La famiglia Yang

Più di mille anni fa, la dinastia Song del Nord subiva costanti invasioni e, governata da una corte corrotta e svogliata, traballava sul ciglio della distruzione. Ma una fedele famiglia ebbe sia il coraggio che l’abilità di portare avanti le battaglie — e mantenne così la dinastia in vita.

Cominciando dal X secolo, generazione dopo generazione, la famiglia Yang rischiò tutto per difendere il Regno di Mezzo. La famiglia è stata da allora sinonimo di incrollabile fedeltà, il suo lascito è stato ricordato in una collezione di storie conosciuta come Generali della Famiglia Yang (Yang Jia Jiang).

Il primo famoso guerriero della famiglia fu Yang Ye, un ex generale della dinastia Han del Nord. Dopo che gli Han del Nord si arresero ai Song, egli si recò instancabilmente in guerra per salvare i confini della giovane dinastia dai Khitan, che invadevano incessantemente il Paese dal nord.

Temuto dai suoi nemici, Yang Ye era soprannominato “Lo Yang senza pari” (Yang wudi) per la sua impavidità in battaglia. Il suo più grande momento venne presso la Grande Muraglia, nella porta conosciuta come il Passo di Yanmen, quando vinse una battaglia critica contro le forze Khitan, numericamente superiori. Divenne rapidamente uno dei generali prediletti dell’imperatore.

Questo provocò gelosia da parte degli altri generali e di Pan Mei compatriota di Yang Ye, il quale lo abbandonò sul campo. Sopraffatto, Yang Ye fu catturato e morì di fame.

Yang Ye aveva otto figli e forse il più notevole era Yang Yanzhao. Valoroso quanto suo padre, era anch’egli molto esperto nell’arte della guerra. In 20 anni, riuscì a rendere sicuri i confini della dinastia Song. Persino i Khitan, che vedevano Yang Yanzhao come il loro più grande nemico, lo paragonarono rispettosamente a Mizar, la sesta stella dell’Orsa Maggiore, e lo chiamarono con riverenza “Yang il Sesto”. Assieme al resto della sua famiglia, Yang Yanzhao lottò per il suo Paese sino alla sua morte, avvenuta a 57 anni.

Ma la guerra impose un pesante tributo sulla famiglia e mentre gli invasori si avvicinavano, l’ultimo dei generali Yang venne ucciso. Chi avrebbe potuto difendere il Regno di Mezzo? Era questo il momento, per le donne guerriere della famiglia Yang, di brillare.

Intrepide come gli uomini, le donne Yang sono celebrate come delle amazzoni cinesi. She Taijun,moglie di Yang Ye, accompagnò il marito in varie battaglie e cominciò a stare a casa solo dopo che ebbero dei bambini. Tramite astute mediazioni, i loro figli sposarono delle donne guerriere di talento. Ma tuttavia la più famosa delle donne guerriere fu Mu Guiying, nipote acquisita di She Taijun.

Fu il nipote Yang Wenguang, figlio di Yang il Sesto, che la sposò (nonostante in alcuni romanzi il marito di Mu venga chiamato Yang Zongbao, riferendosi sempre allo stesso uomo). Stratega di talento, Mu fu capace di sferrare un duro colpo ai Khitan distruggendo la loro precedentemente indomabile “Formazione di Battaglia del Cancello Celeste”.

Mu e suo marito, tuttavia, godettero di pochi giorni di pace assieme. Subito dopo aver sconfitto i Khitan, una nuova forza si sollevò a minacciare la dinastia Song — gli Xia occidentali. Fu allora che Yang Wenguang, l’ultimo generale maschio della famiglia, venne ucciso.

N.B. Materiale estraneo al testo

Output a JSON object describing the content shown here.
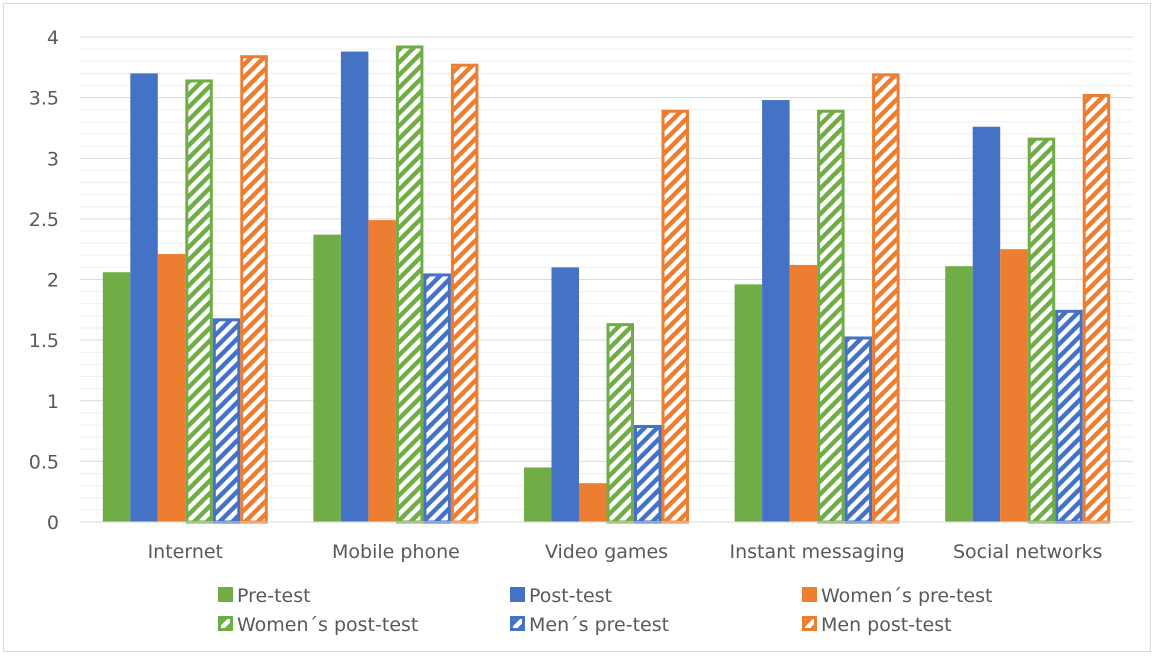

Con gli invasori fuori dalla porta di casa e le torri di guardia in fiammei, la Cina fu lasciata senza nemmeno un eroe. E così apparvero le eroine.

Con l’incoraggiamento della matriarca She Taijun, Mu Guiying, assieme alla sua fedele ancella Yang Paifeng, e a tutte le vedove Yang, guidò l’esercito imperiale, sconfisse gli Xia occidentali salvando la dinastia.

È questa storia che Shen Yun mostra in Madama Mu Guiying comanda le truppe (2012), coreografata da Michelle Ren con musiche di Junyi Tan.